The agencies have their own set agenda and ulterior motives, says Vanzara. “The investigations carried out were not neutral. The agencies were manipulated by an invisible hand and, hence, whatever they said was not conclusive,” he says.

Post the encounter, one of the theories that did the rounds was that Ishrat and the others were in the custody of the Gujarat Police before they were killed. Vanzara, however, dismisses it as a baseless allegation. “We were victims of a political conspiracy,” he says. “The Gujarat Police was singled out. Encounters have taken place all over the country. In a state like Uttar Pradesh, more encounters have taken place than in Gujarat. Though our encounters were genuine, false cases were filed against us. The investigations into it were fake.”

At the time of the encounters, Vanzara was believed to be close to Amit Shah, then Gujarat home minister, who allegedly gave the orders. Vanzara resigned in September 2013 after he found out that while Modi had hired top lawyers to defend Shah, one of the key accused in the Sohrabuddin Sheikh fake encounter case, he was not doing enough for the officers who did their duty. In his 10-page-long resignation letter, Vanzara accused the government of deliberately keeping him and his officers in jail to gain political mileage. “We just did our duty. We fought hard against terrorism, but this is the response that we got,” he wrote.

He also accused Shah of misguiding Modi. “I used to adore Modi like a god. But I am sorry to state that my god could not rise to the occasion under the evil influence of Amit Shah, who has become his eyes and ears and has been misguiding him,” he wrote. More than two years later, Vanzara stands by what he wrote in the letter.
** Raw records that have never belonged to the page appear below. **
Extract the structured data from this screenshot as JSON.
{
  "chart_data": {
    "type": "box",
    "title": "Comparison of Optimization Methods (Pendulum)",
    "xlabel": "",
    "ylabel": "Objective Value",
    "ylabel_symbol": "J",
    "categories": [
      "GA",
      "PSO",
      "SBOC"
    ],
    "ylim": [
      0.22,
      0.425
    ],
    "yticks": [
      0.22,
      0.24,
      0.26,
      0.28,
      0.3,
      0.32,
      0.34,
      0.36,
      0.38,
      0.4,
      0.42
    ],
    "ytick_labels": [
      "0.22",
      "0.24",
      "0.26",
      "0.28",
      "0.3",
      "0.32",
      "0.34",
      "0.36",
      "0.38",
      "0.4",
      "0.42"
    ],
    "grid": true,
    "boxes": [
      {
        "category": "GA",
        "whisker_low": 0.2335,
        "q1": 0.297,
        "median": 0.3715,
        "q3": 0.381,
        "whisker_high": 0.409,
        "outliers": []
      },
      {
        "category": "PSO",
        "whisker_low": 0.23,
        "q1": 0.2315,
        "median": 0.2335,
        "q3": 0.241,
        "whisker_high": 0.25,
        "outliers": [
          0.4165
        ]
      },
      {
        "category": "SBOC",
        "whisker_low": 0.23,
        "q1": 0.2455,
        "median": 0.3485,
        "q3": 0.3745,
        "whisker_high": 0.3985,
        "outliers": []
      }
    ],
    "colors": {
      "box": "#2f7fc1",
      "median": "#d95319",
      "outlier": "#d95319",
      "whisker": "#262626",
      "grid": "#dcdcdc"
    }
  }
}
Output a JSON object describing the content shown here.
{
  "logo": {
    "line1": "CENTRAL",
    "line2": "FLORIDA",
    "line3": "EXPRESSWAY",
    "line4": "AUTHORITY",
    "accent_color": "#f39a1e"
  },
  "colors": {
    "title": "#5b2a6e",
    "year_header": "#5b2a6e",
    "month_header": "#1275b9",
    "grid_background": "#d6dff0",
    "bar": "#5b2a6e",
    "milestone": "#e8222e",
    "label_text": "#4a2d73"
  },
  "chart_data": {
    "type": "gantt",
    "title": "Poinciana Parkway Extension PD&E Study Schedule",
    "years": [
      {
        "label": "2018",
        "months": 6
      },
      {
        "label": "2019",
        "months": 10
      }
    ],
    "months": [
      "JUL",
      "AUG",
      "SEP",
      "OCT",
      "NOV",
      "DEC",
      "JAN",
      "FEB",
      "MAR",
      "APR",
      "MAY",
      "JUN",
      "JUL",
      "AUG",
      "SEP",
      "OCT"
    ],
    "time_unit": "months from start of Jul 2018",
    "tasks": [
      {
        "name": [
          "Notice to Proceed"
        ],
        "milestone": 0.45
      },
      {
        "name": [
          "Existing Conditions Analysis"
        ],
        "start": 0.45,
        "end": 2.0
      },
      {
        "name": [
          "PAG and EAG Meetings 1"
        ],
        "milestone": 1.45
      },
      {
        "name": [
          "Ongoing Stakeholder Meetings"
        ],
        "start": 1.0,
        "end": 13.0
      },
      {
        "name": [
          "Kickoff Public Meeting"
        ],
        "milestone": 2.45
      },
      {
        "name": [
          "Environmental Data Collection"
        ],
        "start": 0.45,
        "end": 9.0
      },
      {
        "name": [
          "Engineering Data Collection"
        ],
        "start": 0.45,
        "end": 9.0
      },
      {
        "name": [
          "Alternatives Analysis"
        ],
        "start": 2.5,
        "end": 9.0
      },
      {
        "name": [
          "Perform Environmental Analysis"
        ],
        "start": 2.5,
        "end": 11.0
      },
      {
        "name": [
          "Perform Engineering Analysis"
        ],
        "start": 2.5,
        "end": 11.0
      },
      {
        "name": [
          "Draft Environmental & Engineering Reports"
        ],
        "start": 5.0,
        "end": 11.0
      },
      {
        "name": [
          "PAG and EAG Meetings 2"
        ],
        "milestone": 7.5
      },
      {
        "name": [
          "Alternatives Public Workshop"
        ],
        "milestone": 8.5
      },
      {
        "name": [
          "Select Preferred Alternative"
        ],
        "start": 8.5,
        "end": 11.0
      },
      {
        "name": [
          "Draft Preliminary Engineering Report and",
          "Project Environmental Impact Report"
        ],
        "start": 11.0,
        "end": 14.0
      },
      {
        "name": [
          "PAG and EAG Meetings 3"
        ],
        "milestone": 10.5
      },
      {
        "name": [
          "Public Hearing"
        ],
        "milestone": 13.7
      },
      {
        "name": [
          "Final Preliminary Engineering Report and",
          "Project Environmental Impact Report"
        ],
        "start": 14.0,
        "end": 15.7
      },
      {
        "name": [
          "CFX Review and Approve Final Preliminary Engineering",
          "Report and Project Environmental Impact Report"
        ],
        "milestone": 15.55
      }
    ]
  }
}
During his stint in the Gujarat Police, Vanzara evoked fear among even the most dreaded criminals. He was also known for his peculiar dressing sense. He would often be seen wearing a cowboy hat, mojadis (traditional footwear) and a shoulder holster. So, has life in prison made this one-time ‘encounter specialist’ mellow?

During his days in jail, Vanzara practised meditation and went on walks to calm his mind, something that he does even now. He also wrote poems, which were compiled into three books—Vijaypanth (path of victory), Sinh garjana (lion’s roar) and Ran tankar (clarion call)—and published. He did an MSc in Moral Education and Spirituality and immersed himself in an in-depth study of religions, including Islam and Christianity. He drew strength from the teachings in the Bhagwat Gita. In fact, his wife, Gauriben, and children—two sons and a daughter—looked up to him for strength during the troubled phase. “Every week when I visited him in the prison, I found that he was strong as ever and that made us stronger,” says Gauriben, who moved to Mumbai from Gandhinagar after Vanzara got bail.

Currently, Vanzara spends his day reading and taking short walks on his apartment terrace. He plans to move the court to get a copy of Headley’s confession to see if he could use anything from it to strengthen his defence.